Затем я натолкнулся на главу о роли истинной лжи, просвещения и идеологии в праве. Очень часто истина выступает в виде лжи, а ложь - в виде истины, просвещение же, разрушая одну идеологию и одно мировоззрение, всего лишь освобождает место для другой идеологии. Это не значит, что не существует ни правды, ни лжи. Это означает, что мы творим правду и ложь и несем личную ответственность за то, что истинно, а что ложно. Мы несем личную ответственность и за суждения о том, что есть добро и что есть зло, и за то, что позволяем злу свободно разгуливать по свету или же ставим его на службу добру. Здесь имеется в виду совсем не то, что мы должны принимать честное решение. Де Баур презрительно относится к требованию интеллектуальной честности. Ибо честность, связанная с принятием решения, не имеющего последствий, бесполезна, а при принятии решения, имеющего последствия, ее недостаточно. Решение поставить зло на службу добру предполагает готовность взять на себя зло. Я многого не понял, потому что читал слишком бегло и не мог сконцентрироваться, потому что был несведущ в тех теориях и спорах, которые были связаны с этими вопросами. Однако я понял, что снова столкнулся здесь с железным правилом. Ведь готовность стать мишенью зла как оправдание того, чтобы использовать орудие зла, - это как раз и было железным правилом.

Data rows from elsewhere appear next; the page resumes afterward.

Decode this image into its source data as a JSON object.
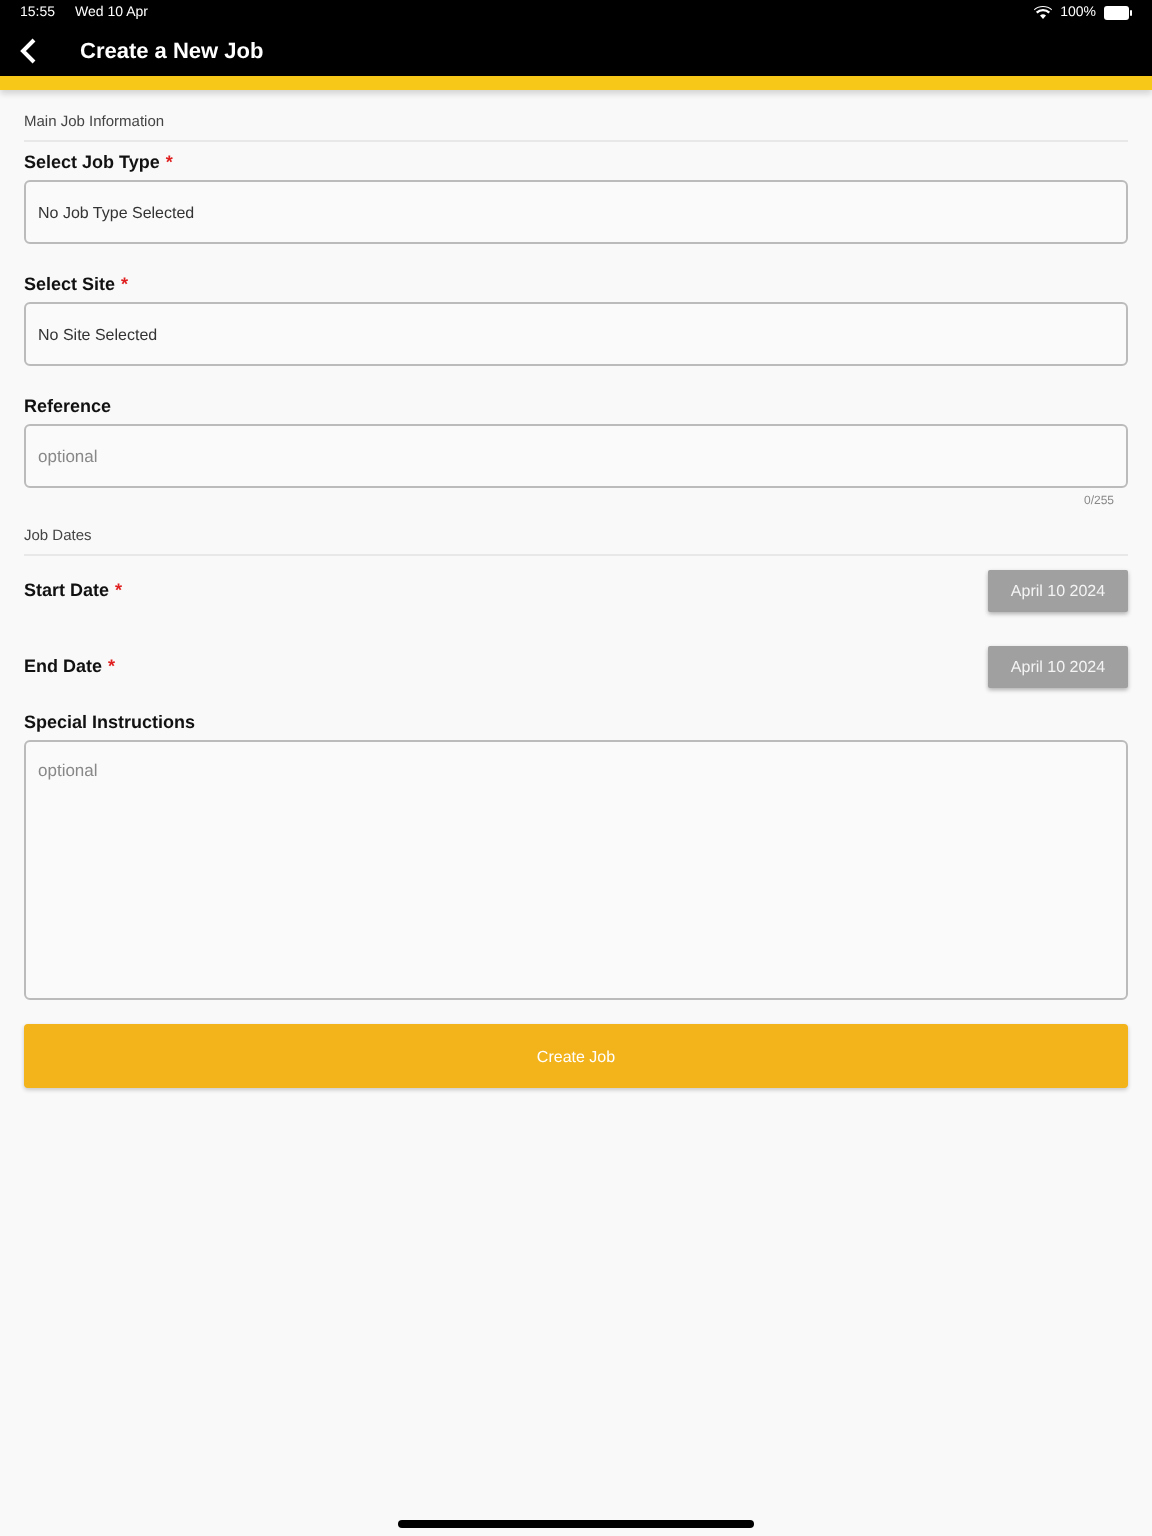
{
  "status_bar": {
    "time": "15:55",
    "date": "Wed 10 Apr",
    "battery": "100%"
  },
  "header": {
    "title": "Create a New Job"
  },
  "sections": [
    {
      "title": "Main Job Information",
      "fields": [
        {
          "kind": "select",
          "label": "Select Job Type",
          "required_mark": "*",
          "value": "No Job Type Selected"
        },
        {
          "kind": "select",
          "label": "Select Site",
          "required_mark": "*",
          "value": "No Site Selected"
        },
        {
          "kind": "text",
          "label": "Reference",
          "placeholder": "optional",
          "counter": "0/255"
        }
      ]
    },
    {
      "title": "Job Dates",
      "fields": [
        {
          "kind": "date",
          "label": "Start Date",
          "required_mark": "*",
          "value": "April 10 2024"
        },
        {
          "kind": "date",
          "label": "End Date",
          "required_mark": "*",
          "value": "April 10 2024"
        },
        {
          "kind": "textarea",
          "label": "Special Instructions",
          "placeholder": "optional"
        }
      ]
    }
  ],
  "submit": "Create Job"
}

В одной из глав мне попался пересказ знаменитой истории из двадцать четвертой книги "Илиады". Когда Ахилл убил Гектора, старец Приам, царь троянцев и отец Гектора, приходит в лагерь греков и просит Ахилла выдать ему тело сына. Ахилл, обычно неумолимый и беспощадный, пожалел старца и, выдав ему тело, пытается его утешить. Зевс, говорит он, держит на пороге своего дома два сосуда, один наполнен добром, а другой - злом, и кому он воздаст из сосуда со злом, того погубит. Кто же получает от Зевса из обоих сосудов, тому выпадает то счастливый, то злой жребий. Этот образ двух сосудов де Баур обнаруживает затем у Платона. В его "Политейе" Сократ говорит о добре и зле и рассуждает о том, действительно ли у Зевса два сосуда или же только один - сосуд с добром. Сократ дословно цитирует отрывок из "Илиады", однако допускает одну ошибку. Он говорит, что гибнет не тот, кому достается сосуд со злом, а тот, кто черпает только из одного сосуда: стало быть, того, кому Зевс зачерпывает не из двух сосудов, а только из одного - не важно, зло там или добро, - преследует на благословенной земле беда, терзающая душу. Де Баур в этой трактовке усматривает своеобразный философский переворот. В отличие от религии, философия исходит из равенства добра и зла. Добро без зла столь же несообразно человеческой природе, как и зло без добра.

15

Я человек медлительный. Я не подпрыгиваю от радости, когда случается что-то замечательное, и не падаю духом от свалившейся на меня неприятности. Не то чтобы я старался взять себя в руки. Просто мне требуется время, чтобы до меня эмоционально дошло хорошее или худое событие. На первых порах я воспринимаю все только головой, продолжаю делать свою работу, или иду, как обычно, домой, или отправляюсь в кино, если с кем-то уже договорился.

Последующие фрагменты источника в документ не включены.